Jonathan David is in the middle of a summer that will define where he plays next season. His hat-trick against Qatar made him the most discussed striker at the tournament, and the Premier League clubs tracking him will have watched with renewed urgency. Swiss midfielder Johan Manzambi is another name circling the Premier League conversation, a wonderkid whose tournament performances have compressed what might have been a two-year timeline into weeks. That is what major tournaments do — they function as the most expensive audition rooms in sport.
Liverpool's pursuit of Florian Wirtz has an interesting subplot now: Germany's match against Ivory Coast has been identified as a meaningful data point in the negotiations.
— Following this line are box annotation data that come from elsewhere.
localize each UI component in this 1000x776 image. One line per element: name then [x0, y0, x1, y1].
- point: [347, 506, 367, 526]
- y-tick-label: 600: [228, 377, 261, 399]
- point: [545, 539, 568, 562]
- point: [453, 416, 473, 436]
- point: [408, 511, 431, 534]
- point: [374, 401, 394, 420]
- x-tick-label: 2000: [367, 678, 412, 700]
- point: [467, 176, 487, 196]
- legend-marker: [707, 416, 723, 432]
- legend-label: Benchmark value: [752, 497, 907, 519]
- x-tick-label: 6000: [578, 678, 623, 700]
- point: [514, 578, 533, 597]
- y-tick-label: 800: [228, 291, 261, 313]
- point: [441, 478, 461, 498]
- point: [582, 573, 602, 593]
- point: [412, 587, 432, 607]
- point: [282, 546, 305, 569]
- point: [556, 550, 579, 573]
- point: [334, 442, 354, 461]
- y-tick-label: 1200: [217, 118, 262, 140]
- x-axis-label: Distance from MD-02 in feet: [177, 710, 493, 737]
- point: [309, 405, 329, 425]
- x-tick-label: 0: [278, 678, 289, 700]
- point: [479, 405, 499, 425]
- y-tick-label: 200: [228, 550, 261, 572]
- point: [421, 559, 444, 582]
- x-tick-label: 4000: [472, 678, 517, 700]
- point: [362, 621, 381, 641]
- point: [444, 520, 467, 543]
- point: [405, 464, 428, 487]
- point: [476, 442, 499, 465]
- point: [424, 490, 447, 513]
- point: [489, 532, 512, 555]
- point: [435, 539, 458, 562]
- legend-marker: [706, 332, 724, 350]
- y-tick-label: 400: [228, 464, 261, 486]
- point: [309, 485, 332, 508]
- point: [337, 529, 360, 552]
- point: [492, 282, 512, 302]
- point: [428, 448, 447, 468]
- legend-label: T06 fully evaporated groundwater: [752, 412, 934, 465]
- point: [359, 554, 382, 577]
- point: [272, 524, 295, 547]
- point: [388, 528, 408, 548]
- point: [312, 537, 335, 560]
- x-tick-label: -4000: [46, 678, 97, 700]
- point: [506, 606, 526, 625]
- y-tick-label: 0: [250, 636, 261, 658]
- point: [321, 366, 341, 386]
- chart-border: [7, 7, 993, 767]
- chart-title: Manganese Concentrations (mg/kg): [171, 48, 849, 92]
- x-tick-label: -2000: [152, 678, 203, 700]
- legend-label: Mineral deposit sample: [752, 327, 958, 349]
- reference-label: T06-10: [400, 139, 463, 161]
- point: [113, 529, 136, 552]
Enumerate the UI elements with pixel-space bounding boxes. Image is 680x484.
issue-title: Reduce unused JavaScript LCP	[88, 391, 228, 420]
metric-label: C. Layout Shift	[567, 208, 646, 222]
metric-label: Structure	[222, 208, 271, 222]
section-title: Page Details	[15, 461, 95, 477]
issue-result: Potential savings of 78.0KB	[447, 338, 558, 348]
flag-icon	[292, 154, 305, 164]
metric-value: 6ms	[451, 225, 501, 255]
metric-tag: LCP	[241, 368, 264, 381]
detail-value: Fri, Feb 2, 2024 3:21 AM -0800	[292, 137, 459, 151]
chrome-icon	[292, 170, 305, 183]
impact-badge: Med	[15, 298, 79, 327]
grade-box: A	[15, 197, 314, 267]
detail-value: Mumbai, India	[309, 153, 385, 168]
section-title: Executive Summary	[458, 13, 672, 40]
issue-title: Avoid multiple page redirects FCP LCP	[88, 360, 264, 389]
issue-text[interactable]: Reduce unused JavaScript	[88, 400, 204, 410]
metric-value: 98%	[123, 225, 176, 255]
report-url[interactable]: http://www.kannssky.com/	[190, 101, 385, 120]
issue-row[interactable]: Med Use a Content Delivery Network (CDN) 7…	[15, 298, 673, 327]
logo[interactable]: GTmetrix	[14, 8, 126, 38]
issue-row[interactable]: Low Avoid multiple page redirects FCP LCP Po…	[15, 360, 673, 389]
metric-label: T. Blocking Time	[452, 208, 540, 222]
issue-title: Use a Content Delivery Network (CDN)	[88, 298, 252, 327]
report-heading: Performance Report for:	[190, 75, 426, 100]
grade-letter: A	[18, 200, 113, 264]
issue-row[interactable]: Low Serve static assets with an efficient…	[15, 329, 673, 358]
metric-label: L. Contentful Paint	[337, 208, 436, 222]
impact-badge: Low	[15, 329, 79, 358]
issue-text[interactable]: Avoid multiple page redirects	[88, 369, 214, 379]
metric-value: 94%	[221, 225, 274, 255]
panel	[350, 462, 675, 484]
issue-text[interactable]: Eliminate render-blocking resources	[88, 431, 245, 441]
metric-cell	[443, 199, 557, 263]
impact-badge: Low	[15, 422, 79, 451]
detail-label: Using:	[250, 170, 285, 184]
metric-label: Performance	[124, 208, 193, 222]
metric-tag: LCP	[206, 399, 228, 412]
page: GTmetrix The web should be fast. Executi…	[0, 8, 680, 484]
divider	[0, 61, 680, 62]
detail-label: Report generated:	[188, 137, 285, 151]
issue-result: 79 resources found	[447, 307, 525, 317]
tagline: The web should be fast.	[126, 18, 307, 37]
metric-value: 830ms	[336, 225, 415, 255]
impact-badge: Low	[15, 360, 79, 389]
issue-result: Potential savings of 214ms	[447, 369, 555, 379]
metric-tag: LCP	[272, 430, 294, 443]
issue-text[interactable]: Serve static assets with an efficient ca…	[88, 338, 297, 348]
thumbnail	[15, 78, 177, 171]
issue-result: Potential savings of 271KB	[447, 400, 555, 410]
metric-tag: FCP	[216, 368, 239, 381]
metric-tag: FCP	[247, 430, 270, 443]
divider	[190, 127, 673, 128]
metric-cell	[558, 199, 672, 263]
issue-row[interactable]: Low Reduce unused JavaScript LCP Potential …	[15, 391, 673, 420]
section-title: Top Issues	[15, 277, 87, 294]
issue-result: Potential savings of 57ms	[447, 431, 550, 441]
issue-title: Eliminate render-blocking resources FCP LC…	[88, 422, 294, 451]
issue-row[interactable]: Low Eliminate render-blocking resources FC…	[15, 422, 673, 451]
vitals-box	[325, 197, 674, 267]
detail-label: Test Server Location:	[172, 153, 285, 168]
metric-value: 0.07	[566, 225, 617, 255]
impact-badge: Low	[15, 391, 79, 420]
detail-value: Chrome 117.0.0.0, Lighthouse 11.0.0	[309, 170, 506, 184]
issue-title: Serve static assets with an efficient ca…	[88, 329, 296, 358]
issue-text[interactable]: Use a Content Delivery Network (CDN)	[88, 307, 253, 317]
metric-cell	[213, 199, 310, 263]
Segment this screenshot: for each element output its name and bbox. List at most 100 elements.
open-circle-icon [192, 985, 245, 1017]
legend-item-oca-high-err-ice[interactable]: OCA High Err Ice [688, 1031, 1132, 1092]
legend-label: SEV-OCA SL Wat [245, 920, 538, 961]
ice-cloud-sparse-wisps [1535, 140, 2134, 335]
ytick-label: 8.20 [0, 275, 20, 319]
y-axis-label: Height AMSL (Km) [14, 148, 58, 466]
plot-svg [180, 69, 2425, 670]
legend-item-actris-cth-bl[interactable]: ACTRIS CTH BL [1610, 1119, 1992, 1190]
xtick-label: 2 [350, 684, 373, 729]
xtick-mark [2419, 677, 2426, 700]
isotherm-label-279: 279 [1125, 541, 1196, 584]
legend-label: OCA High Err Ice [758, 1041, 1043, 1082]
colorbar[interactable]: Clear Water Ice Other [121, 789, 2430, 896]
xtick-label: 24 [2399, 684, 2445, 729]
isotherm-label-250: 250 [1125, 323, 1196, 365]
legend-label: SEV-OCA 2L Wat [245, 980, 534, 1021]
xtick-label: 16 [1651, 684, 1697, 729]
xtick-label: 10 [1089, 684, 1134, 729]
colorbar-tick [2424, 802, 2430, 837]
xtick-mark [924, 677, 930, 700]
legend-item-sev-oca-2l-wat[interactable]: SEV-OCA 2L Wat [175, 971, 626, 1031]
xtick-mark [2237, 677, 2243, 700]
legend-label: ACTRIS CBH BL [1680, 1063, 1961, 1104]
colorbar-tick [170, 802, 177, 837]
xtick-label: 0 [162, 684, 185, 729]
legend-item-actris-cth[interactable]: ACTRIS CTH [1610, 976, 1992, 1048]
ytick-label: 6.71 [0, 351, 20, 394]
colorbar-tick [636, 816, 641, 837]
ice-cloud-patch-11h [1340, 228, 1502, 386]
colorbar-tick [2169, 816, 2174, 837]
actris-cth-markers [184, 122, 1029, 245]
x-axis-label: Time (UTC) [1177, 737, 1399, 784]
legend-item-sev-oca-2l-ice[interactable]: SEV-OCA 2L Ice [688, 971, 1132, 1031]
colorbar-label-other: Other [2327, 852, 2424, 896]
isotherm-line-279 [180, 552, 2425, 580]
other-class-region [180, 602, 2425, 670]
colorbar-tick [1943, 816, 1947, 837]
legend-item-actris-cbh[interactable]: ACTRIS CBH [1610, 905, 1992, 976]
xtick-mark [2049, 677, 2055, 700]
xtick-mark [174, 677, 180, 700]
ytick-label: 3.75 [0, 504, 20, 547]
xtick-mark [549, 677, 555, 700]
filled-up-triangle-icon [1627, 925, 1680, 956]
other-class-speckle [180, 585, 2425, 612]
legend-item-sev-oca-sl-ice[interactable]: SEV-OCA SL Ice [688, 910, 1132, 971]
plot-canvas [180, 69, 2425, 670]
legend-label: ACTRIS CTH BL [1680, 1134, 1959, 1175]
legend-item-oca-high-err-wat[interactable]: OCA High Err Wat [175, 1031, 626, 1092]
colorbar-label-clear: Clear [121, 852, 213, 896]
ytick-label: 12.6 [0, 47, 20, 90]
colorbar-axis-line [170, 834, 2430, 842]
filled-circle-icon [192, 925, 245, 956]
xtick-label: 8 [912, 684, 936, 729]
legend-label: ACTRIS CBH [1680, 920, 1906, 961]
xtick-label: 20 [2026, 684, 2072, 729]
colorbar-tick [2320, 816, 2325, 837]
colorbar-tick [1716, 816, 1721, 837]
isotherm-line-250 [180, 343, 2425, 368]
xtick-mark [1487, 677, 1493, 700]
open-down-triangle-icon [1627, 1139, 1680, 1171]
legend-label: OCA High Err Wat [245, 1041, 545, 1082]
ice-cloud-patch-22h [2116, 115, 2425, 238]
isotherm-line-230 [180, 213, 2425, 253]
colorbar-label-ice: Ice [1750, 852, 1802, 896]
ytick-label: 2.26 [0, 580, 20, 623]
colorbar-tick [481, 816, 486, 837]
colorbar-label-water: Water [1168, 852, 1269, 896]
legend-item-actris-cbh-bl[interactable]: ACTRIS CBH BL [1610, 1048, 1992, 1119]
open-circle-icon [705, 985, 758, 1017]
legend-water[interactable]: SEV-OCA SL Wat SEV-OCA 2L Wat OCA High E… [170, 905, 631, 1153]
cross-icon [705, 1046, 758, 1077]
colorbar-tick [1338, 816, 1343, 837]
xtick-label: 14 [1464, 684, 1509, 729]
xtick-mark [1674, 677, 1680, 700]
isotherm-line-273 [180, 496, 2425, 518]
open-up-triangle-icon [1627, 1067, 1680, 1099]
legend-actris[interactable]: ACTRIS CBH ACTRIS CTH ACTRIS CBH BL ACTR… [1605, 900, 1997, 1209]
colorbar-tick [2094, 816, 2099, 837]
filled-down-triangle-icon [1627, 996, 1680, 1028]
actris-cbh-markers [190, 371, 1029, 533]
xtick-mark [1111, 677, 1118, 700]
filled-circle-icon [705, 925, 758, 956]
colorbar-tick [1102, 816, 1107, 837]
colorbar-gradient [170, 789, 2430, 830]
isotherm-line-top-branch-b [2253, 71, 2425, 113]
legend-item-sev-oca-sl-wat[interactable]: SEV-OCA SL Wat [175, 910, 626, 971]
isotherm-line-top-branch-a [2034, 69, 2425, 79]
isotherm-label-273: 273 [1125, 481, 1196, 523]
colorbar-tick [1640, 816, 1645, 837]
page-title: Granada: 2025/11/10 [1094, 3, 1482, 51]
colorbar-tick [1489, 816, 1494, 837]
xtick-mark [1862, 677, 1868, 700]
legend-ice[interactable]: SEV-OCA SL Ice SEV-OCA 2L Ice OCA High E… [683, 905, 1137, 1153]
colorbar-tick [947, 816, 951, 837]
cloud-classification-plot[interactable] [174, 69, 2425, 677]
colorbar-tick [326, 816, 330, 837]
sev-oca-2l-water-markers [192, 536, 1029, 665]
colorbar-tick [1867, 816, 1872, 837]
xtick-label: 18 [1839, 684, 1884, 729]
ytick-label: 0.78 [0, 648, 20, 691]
Transfer decisions made against the backdrop of World Cup form are always partly rational and partly emotional. A performance under the biggest lights colours everything that follows.
And then there is Vozinha, Cape Verde's goalkeeper, who kept a clean sheet against Spain. He had said before the tournament that his mother could not afford the journey to America. She is there now. The World Cup produces moments of pure sporting theatre — the hundredth goal, the fastest goal — but occasionally it produces something quieter than that, and more permanent.
That is the story running underneath all the tactics and transfer fees. The game keeps finding new ways to mean something.